The consequences of this could range from a minor annoyance (‘this didn’t work!’) to extremely problematic (‘your financial advice cost me a fortune!’).
The Opportunities of ChatGPT
The biggest immediate opportunity is to use it to answer questions. I’d suspect up to 50% of questions asked in support communities are questions which do have a documented solution somewhere. ChatGPT is the ultimate retrieval system.
Yet, it’s too early to automate responses to questions.
The best benefit right now is to integrate it as an assistant. You can train and encourage moderators and superusers to use it. These audiences can use their judgement to decide the probability of the question having a documented solution. If it does, they can quickly generate and publish an answer. If not, they can follow whatever they’re currently doing today.

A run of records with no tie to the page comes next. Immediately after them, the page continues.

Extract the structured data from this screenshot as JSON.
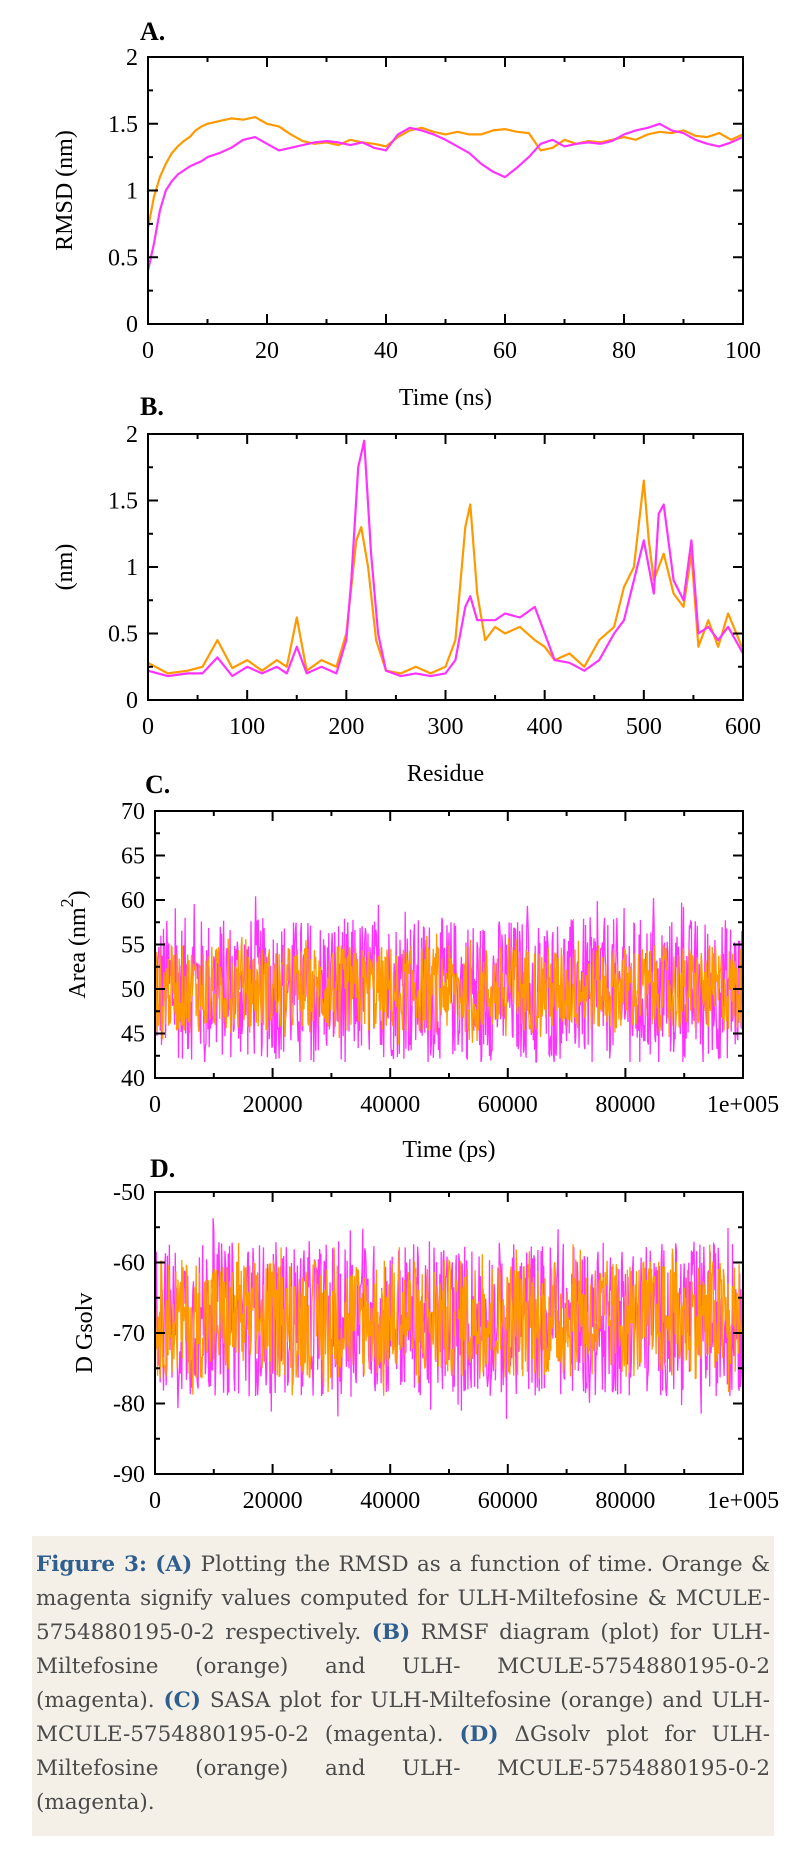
{
  "colors": {
    "orange": "#ff9900",
    "magenta": "#ff33ff",
    "axis": "#000000",
    "caption_bold": "#2e5f8e"
  },
  "chart_data": [
    {
      "panel": "A.",
      "type": "line",
      "xlabel": "Time (ns)",
      "ylabel": "RMSD (nm)",
      "xlim": [
        0,
        100
      ],
      "ylim": [
        0,
        2
      ],
      "xticks": [
        "0",
        "20",
        "40",
        "60",
        "80",
        "100"
      ],
      "yticks": [
        "0",
        "0.5",
        "1",
        "1.5",
        "2"
      ],
      "series": [
        {
          "color": "orange",
          "x": [
            0,
            1,
            2,
            3,
            4,
            5,
            6,
            7,
            8,
            9,
            10,
            12,
            14,
            16,
            18,
            20,
            22,
            24,
            26,
            28,
            30,
            32,
            34,
            36,
            38,
            40,
            42,
            44,
            46,
            48,
            50,
            52,
            54,
            56,
            58,
            60,
            62,
            64,
            66,
            68,
            70,
            72,
            74,
            76,
            78,
            80,
            82,
            84,
            86,
            88,
            90,
            92,
            94,
            96,
            98,
            100
          ],
          "y": [
            0.72,
            0.95,
            1.1,
            1.2,
            1.28,
            1.33,
            1.37,
            1.4,
            1.45,
            1.48,
            1.5,
            1.52,
            1.54,
            1.53,
            1.55,
            1.5,
            1.48,
            1.42,
            1.37,
            1.35,
            1.36,
            1.34,
            1.38,
            1.36,
            1.35,
            1.33,
            1.4,
            1.45,
            1.47,
            1.44,
            1.42,
            1.44,
            1.42,
            1.42,
            1.45,
            1.46,
            1.44,
            1.43,
            1.3,
            1.32,
            1.38,
            1.35,
            1.37,
            1.36,
            1.38,
            1.4,
            1.38,
            1.42,
            1.44,
            1.43,
            1.45,
            1.41,
            1.4,
            1.43,
            1.38,
            1.42
          ]
        },
        {
          "color": "magenta",
          "x": [
            0,
            1,
            2,
            3,
            4,
            5,
            6,
            7,
            8,
            9,
            10,
            12,
            14,
            16,
            18,
            20,
            22,
            24,
            26,
            28,
            30,
            32,
            34,
            36,
            38,
            40,
            42,
            44,
            46,
            48,
            50,
            52,
            54,
            56,
            58,
            60,
            62,
            64,
            66,
            68,
            70,
            72,
            74,
            76,
            78,
            80,
            82,
            84,
            86,
            88,
            90,
            92,
            94,
            96,
            98,
            100
          ],
          "y": [
            0.4,
            0.6,
            0.85,
            1.0,
            1.07,
            1.12,
            1.15,
            1.18,
            1.2,
            1.22,
            1.25,
            1.28,
            1.32,
            1.38,
            1.4,
            1.35,
            1.3,
            1.32,
            1.34,
            1.36,
            1.37,
            1.36,
            1.34,
            1.36,
            1.32,
            1.3,
            1.42,
            1.47,
            1.45,
            1.42,
            1.38,
            1.33,
            1.28,
            1.2,
            1.14,
            1.1,
            1.17,
            1.25,
            1.35,
            1.38,
            1.33,
            1.35,
            1.36,
            1.35,
            1.37,
            1.42,
            1.45,
            1.47,
            1.5,
            1.45,
            1.43,
            1.38,
            1.35,
            1.33,
            1.36,
            1.4
          ]
        }
      ]
    },
    {
      "panel": "B.",
      "type": "line",
      "xlabel": "Residue",
      "ylabel": "(nm)",
      "xlim": [
        0,
        600
      ],
      "ylim": [
        0,
        2
      ],
      "xticks": [
        "0",
        "100",
        "200",
        "300",
        "400",
        "500",
        "600"
      ],
      "yticks": [
        "0",
        "0.5",
        "1",
        "1.5",
        "2"
      ],
      "series": [
        {
          "color": "orange",
          "x": [
            0,
            20,
            40,
            55,
            70,
            85,
            100,
            115,
            130,
            140,
            150,
            160,
            175,
            190,
            200,
            210,
            215,
            222,
            230,
            240,
            255,
            270,
            285,
            300,
            310,
            320,
            325,
            332,
            340,
            350,
            360,
            375,
            390,
            400,
            410,
            425,
            440,
            455,
            470,
            480,
            490,
            500,
            505,
            510,
            520,
            530,
            540,
            548,
            555,
            565,
            575,
            585,
            600
          ],
          "y": [
            0.28,
            0.2,
            0.22,
            0.25,
            0.45,
            0.24,
            0.3,
            0.22,
            0.3,
            0.25,
            0.62,
            0.22,
            0.3,
            0.25,
            0.5,
            1.2,
            1.3,
            1.0,
            0.45,
            0.22,
            0.2,
            0.25,
            0.2,
            0.25,
            0.45,
            1.3,
            1.47,
            0.8,
            0.45,
            0.55,
            0.5,
            0.55,
            0.45,
            0.4,
            0.3,
            0.35,
            0.25,
            0.45,
            0.55,
            0.85,
            1.0,
            1.65,
            1.2,
            0.9,
            1.1,
            0.8,
            0.7,
            1.1,
            0.4,
            0.6,
            0.4,
            0.65,
            0.38
          ]
        },
        {
          "color": "magenta",
          "x": [
            0,
            20,
            40,
            55,
            70,
            85,
            100,
            115,
            130,
            140,
            150,
            160,
            175,
            190,
            200,
            205,
            212,
            218,
            225,
            232,
            240,
            255,
            270,
            285,
            300,
            310,
            320,
            325,
            332,
            340,
            350,
            360,
            375,
            390,
            400,
            410,
            425,
            440,
            455,
            470,
            480,
            490,
            500,
            505,
            510,
            515,
            520,
            530,
            540,
            548,
            555,
            565,
            575,
            585,
            600
          ],
          "y": [
            0.22,
            0.18,
            0.2,
            0.2,
            0.32,
            0.18,
            0.25,
            0.2,
            0.25,
            0.2,
            0.4,
            0.2,
            0.25,
            0.2,
            0.45,
            0.9,
            1.75,
            1.95,
            1.1,
            0.5,
            0.22,
            0.18,
            0.2,
            0.18,
            0.2,
            0.3,
            0.7,
            0.78,
            0.6,
            0.6,
            0.6,
            0.65,
            0.62,
            0.7,
            0.5,
            0.3,
            0.28,
            0.22,
            0.3,
            0.5,
            0.6,
            0.9,
            1.2,
            1.0,
            0.8,
            1.4,
            1.47,
            0.9,
            0.75,
            1.2,
            0.5,
            0.55,
            0.45,
            0.55,
            0.35
          ]
        }
      ]
    },
    {
      "panel": "C.",
      "type": "line",
      "xlabel": "Time (ps)",
      "ylabel": "Area (nm",
      "ylabel_superscript": "2",
      "ylabel_suffix": ")",
      "xlim": [
        0,
        100000
      ],
      "ylim": [
        40,
        70
      ],
      "xticks": [
        "0",
        "20000",
        "40000",
        "60000",
        "80000",
        "1e+005"
      ],
      "yticks": [
        "40",
        "45",
        "50",
        "55",
        "60",
        "65",
        "70"
      ],
      "series": [
        {
          "color": "magenta",
          "mean": 50,
          "spread": 9.5,
          "peak_max": 61.2,
          "peak_min": 41.8
        },
        {
          "color": "orange",
          "mean": 50,
          "spread": 5.8,
          "peak_max": 56.8,
          "peak_min": 42.5
        }
      ]
    },
    {
      "panel": "D.",
      "type": "line",
      "xlabel": "Time (ps)",
      "ylabel": "D Gsolv",
      "xlim": [
        0,
        100000
      ],
      "ylim": [
        -90,
        -50
      ],
      "xticks": [
        "0",
        "20000",
        "40000",
        "60000",
        "80000",
        "1e+005"
      ],
      "yticks": [
        "-90",
        "-80",
        "-70",
        "-60",
        "-50"
      ],
      "series": [
        {
          "color": "magenta",
          "mean": -68,
          "spread": 13,
          "peak_max": -53,
          "peak_min": -83
        },
        {
          "color": "orange",
          "mean": -68,
          "spread": 10,
          "peak_max": -55,
          "peak_min": -82
        }
      ]
    }
  ],
  "caption": {
    "label": "Figure 3:",
    "a_tag": "(A)",
    "a_text": " Plotting the RMSD as a function of time. Orange & magenta signify values computed for ULH-Miltefosine & MCULE-5754880195-0-2 respectively. ",
    "b_tag": "(B)",
    "b_text": " RMSF diagram (plot) for ULH-Miltefosine (orange) and ULH- MCULE-5754880195-0-2 (magenta). ",
    "c_tag": "(C)",
    "c_text": " SASA plot for ULH-Miltefosine (orange) and ULH-MCULE-5754880195-0-2 (magenta). ",
    "d_tag": "(D)",
    "d_text": " ΔGsolv plot for ULH-Miltefosine (orange) and ULH- MCULE-5754880195-0-2 (magenta)."
  }
}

Another benefit of ChatGPT is for community professionals who constantly have to ask their colleagues for help answering questions. This was never a great use of anyone’s time. Hopefully it can save a lot of time here.
A longer-term benefit is to use it to screen questions prior to reaching the community. A member can write a question, ChatGPT can serve up an answer (clearly marked as so), and the member can highlight if they are happy with the answer or not. If they are, the answer is posted and documented in the community (for others to find). If not, it is published as a question in the community for others to answer.

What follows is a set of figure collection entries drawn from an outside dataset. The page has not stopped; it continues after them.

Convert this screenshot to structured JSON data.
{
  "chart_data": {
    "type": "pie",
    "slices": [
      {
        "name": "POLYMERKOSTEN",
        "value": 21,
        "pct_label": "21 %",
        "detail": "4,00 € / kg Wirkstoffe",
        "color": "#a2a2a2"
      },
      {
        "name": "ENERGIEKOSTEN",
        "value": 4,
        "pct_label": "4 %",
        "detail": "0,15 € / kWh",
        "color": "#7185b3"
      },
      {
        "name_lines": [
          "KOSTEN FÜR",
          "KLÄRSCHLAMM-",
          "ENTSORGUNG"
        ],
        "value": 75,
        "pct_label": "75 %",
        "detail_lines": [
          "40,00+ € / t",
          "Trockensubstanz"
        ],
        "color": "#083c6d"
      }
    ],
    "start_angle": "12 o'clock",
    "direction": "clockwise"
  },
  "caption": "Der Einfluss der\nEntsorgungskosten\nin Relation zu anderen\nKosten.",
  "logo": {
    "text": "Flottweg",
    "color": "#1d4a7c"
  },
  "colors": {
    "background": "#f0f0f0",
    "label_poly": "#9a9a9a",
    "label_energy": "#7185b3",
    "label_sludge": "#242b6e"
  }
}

Is ChatGPT A Threat To Communities?
ChatGPT will clearly have a bigger impact in some communities than others.
Communities based around a feeling (sense of community, professional connections, sharing expertise in private) won’t be affected. Theoretically, it can be used to welcome and greet members – but I’m not sure that’s a game-changer.

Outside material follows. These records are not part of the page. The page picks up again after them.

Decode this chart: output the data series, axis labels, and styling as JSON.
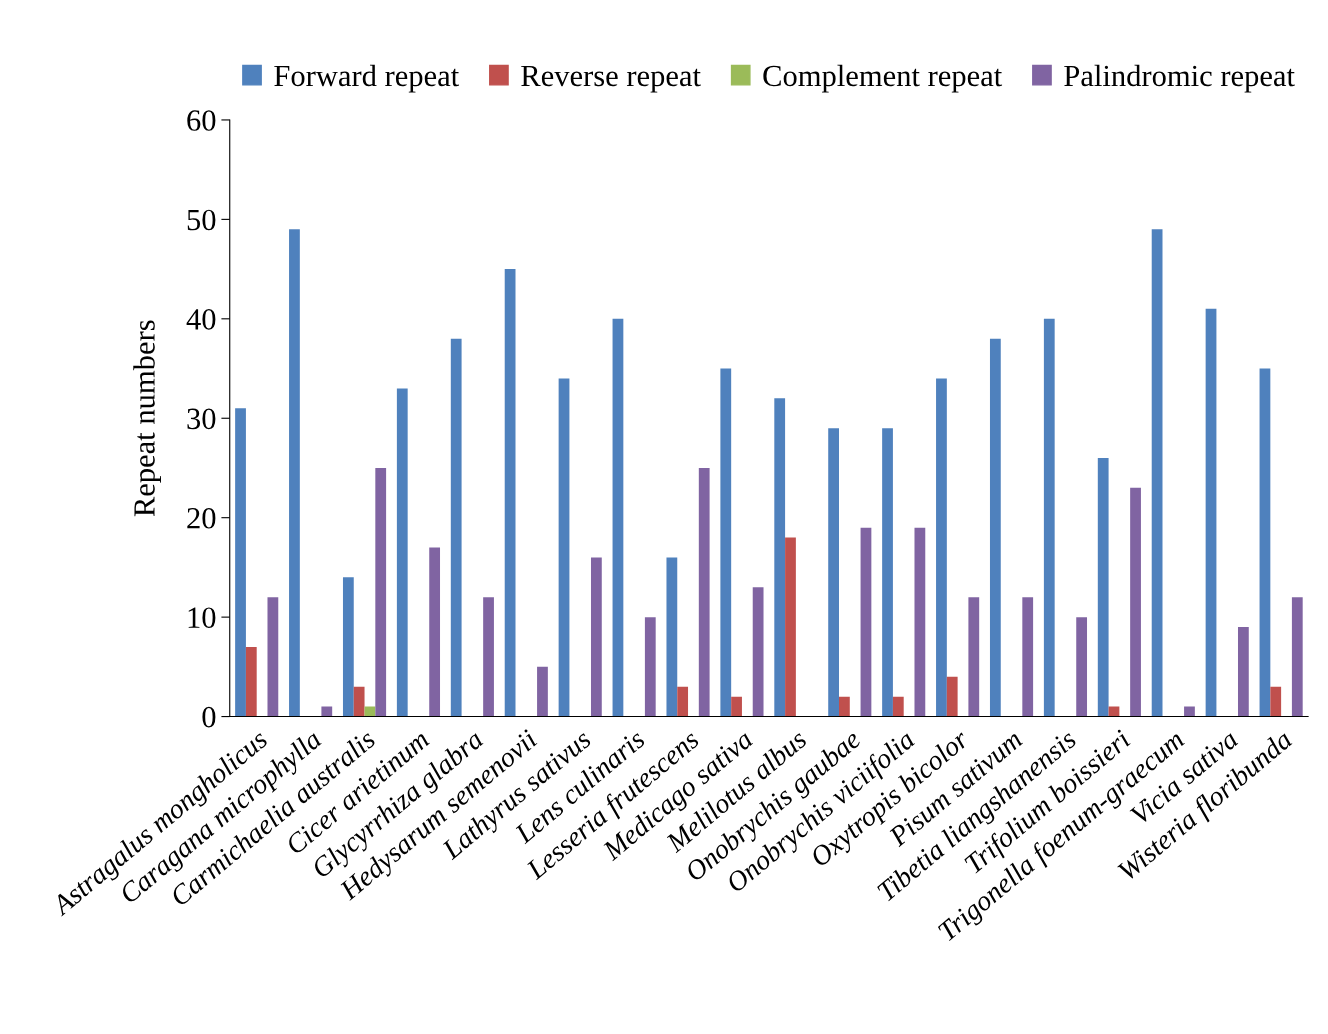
{
  "chart_data": {
    "type": "bar",
    "ylabel": "Repeat numbers",
    "categories": [
      "Astragalus mongholicus",
      "Caragana microphylla",
      "Carmichaelia australis",
      "Cicer arietinum",
      "Glycyrrhiza glabra",
      "Hedysarum semenovii",
      "Lathyrus sativus",
      "Lens culinaris",
      "Lesseria frutescens",
      "Medicago sativa",
      "Melilotus albus",
      "Onobrychis gaubae",
      "Onobrychis viciifolia",
      "Oxytropis bicolor",
      "Pisum sativum",
      "Tibetia liangshanensis",
      "Trifolium boissieri",
      "Trigonella foenum-graecum",
      "Vicia sativa",
      "Wisteria floribunda"
    ],
    "series": [
      {
        "name": "Forward repeat",
        "color": "#4f81bd",
        "values": [
          31,
          49,
          14,
          33,
          38,
          45,
          34,
          40,
          16,
          35,
          32,
          29,
          29,
          34,
          38,
          40,
          26,
          49,
          41,
          35
        ]
      },
      {
        "name": "Reverse repeat",
        "color": "#c0504d",
        "values": [
          7,
          0,
          3,
          0,
          0,
          0,
          0,
          0,
          3,
          2,
          18,
          2,
          2,
          4,
          0,
          0,
          1,
          0,
          0,
          3
        ]
      },
      {
        "name": "Complement repeat",
        "color": "#9bbb59",
        "values": [
          0,
          0,
          1,
          0,
          0,
          0,
          0,
          0,
          0,
          0,
          0,
          0,
          0,
          0,
          0,
          0,
          0,
          0,
          0,
          0
        ]
      },
      {
        "name": "Palindromic repeat",
        "color": "#8064a2",
        "values": [
          12,
          1,
          25,
          17,
          12,
          5,
          16,
          10,
          25,
          13,
          0,
          19,
          19,
          12,
          12,
          10,
          23,
          1,
          9,
          12
        ]
      }
    ],
    "ylim": [
      0,
      60
    ],
    "yticks": [
      0,
      10,
      20,
      30,
      40,
      50,
      60
    ],
    "grid": false,
    "legend": "top"
  }
}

But communities centred around finding answers to questions are likely to experience change.
For example, it won’t take people long to realise they can become a superuser in a community by pumping questions into ChatGPT and publishing answers. I’m not quite sure how to prevent that yet (or whether it’s a bad thing).
The major dangers I can see are:
a) Huge decline in search traffic reaching a community. As more people turn to ChatGPT and similar tools, this could reduce a significant decline in search traffic. This in turn could reduce the reason for having a community.
b) Huge decline in engagement. It’s potentially going to help a lot of people get answers without having to ask questions in the community. This should save everyone’s time to answer more challenging questions – but given how many people are measured by engagement alone (bad idea), this is likely to be a problem.
c) Helping members ask and verify answers. If ChatGPT can provide good questions, the scarcity shifts to helping members ask better questions and verify the answers provided. We don’t have great tools for doing either yet. Begging people to mark questions as ‘Best Answer’ has failed miserably. We need a better method.
Start Using ChatGPT Today
ChatGPT is close to the peak of its hype cycle. But unlike web3, it clearly has plenty of immediate, practical, uses. In our experiments, it was able to create answers almost as good as members – but at a much faster speed. This is going to create opportunities I don’t think we can ignore.
I’d strongly recommend exploring its use to answer questions in a community and seeing what kinds of questions it can and can’t answer effectively. I’d begin by training superusers and your staff to use it and then decide if a technical integration would offer much help.